Not even had chance to finish working on week-end's photos and report re trip to Tarifa and La Janda and yet here are friends Derek and Barbara Etherton up and about before breakfast and recording their first Bluethroat of the autumn, nevermind winter. Now that's early. next thing you know and somebody will be reporting the first Cranes at Fuente de Piedra and they are not due until the very last days of October.
Derek's detailed report:
Greetings dear chap.......Barb & I drove down to Zapata ostensibly for a quick look before partaking of some important shopping, namely food! We started off slowly as down by the ford very little was around. The exceptions were a couple of fabulous Grey Wagtails [not seen them for ages], 2 Common Sandpipers, plenty of Grey Herons, a juvenile Night Heron and Cattle & Little Egret. Jackdaws flew around the motorway bridge and Mallards and Yellow-legged Gulls passed overhead.
Moving down to the reed bed our fortunes took a definite upturn, plenty of Serin, Goldfinch and Greenfinch on the ground feeding. A total of 4 Whinchats on the green fencing soon to be joined by a couple of fine Northern Wheatears still looking resplendent. Luck must have been smiling on us because as we viewed them a Bluethroat came to perch a couple of meters away, first of the season for us down here, and superb it looked too. It chose to first of all face us showing a full blue bib, and then almost like a model showed both sides and back, always a worthwhile moment seeing these beautiful little birds.

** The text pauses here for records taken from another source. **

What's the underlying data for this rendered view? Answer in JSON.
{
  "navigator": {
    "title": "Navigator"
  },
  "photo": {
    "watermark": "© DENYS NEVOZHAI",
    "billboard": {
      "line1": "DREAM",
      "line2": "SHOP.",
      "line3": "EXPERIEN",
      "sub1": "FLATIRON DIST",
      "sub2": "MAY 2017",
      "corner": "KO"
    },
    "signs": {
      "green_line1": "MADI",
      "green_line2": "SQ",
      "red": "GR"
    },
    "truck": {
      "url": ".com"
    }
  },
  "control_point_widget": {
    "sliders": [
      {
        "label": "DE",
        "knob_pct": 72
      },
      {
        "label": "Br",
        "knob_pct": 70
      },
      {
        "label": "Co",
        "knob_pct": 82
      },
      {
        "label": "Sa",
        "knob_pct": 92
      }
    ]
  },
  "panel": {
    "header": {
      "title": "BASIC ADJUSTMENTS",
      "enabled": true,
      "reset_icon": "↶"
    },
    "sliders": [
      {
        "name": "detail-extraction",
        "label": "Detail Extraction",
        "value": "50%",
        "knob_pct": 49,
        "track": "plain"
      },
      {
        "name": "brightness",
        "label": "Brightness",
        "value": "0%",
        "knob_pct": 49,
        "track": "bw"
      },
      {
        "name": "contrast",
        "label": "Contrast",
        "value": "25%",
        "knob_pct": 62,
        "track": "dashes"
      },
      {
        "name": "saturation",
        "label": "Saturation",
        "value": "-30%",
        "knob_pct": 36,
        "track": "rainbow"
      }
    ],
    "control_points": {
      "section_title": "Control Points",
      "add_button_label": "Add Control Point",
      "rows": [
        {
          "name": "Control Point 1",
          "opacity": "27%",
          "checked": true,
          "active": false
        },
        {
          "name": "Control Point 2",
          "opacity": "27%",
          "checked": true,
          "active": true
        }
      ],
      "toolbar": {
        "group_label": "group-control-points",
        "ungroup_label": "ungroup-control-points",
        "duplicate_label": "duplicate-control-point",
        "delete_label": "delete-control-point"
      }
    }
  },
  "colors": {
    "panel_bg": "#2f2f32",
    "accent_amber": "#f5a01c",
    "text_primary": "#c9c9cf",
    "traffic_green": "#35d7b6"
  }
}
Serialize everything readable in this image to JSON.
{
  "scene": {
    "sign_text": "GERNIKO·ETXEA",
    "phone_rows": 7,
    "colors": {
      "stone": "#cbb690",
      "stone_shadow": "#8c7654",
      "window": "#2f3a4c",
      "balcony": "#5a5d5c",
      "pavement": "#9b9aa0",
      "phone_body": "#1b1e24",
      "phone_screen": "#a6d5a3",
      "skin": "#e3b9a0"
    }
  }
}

We then turned to the reed bed where 3 Kingfishers were chasing each other around both skimming the reed tops and seeming to fly through the vegetation. This went on for a full 10 minuets, goodness knows what it was all about! Just after this a Cetti's Warbler appeared at the reed edge in front of us in a very agitated state. It was moving along and back low in the reeds scolding something, very soon we saw the culprit, a Weasel looking for breakfast. The Weasel ducked in and out of the rocks on the bankside trying to watch us and it's potential meal at the same time, it eventually crossed the track twice before disappearing into the rocks, meanwhile a lone Snipe flew out of reeds to move further down.
Plenty of Common Waxbills were busy feeding and a few Reed Warblers were showing well. A solo Chiffchaff appeared for a good but fleeting view before hiding, easily done here! On the power cables a Kestrel stayed perched for ages and later to be joined by a second, other than a distant Booted Eagle these were the only two raptors today.
Scanning the fenced off field a few Yellow Wagtails [not blue headed] were scavenging along with some more Northern Wheatears, Stonechats, Crested Larks and a couple more Whinchats.
Realising that our quick look had turned into 3 hours with no sign of breakfast we called it a day, off to the shops and then off to eat!
Now that's what you call a worthwhile wait for breakfast an, at the same time, puts off the dreaded shopping for another couple of hours!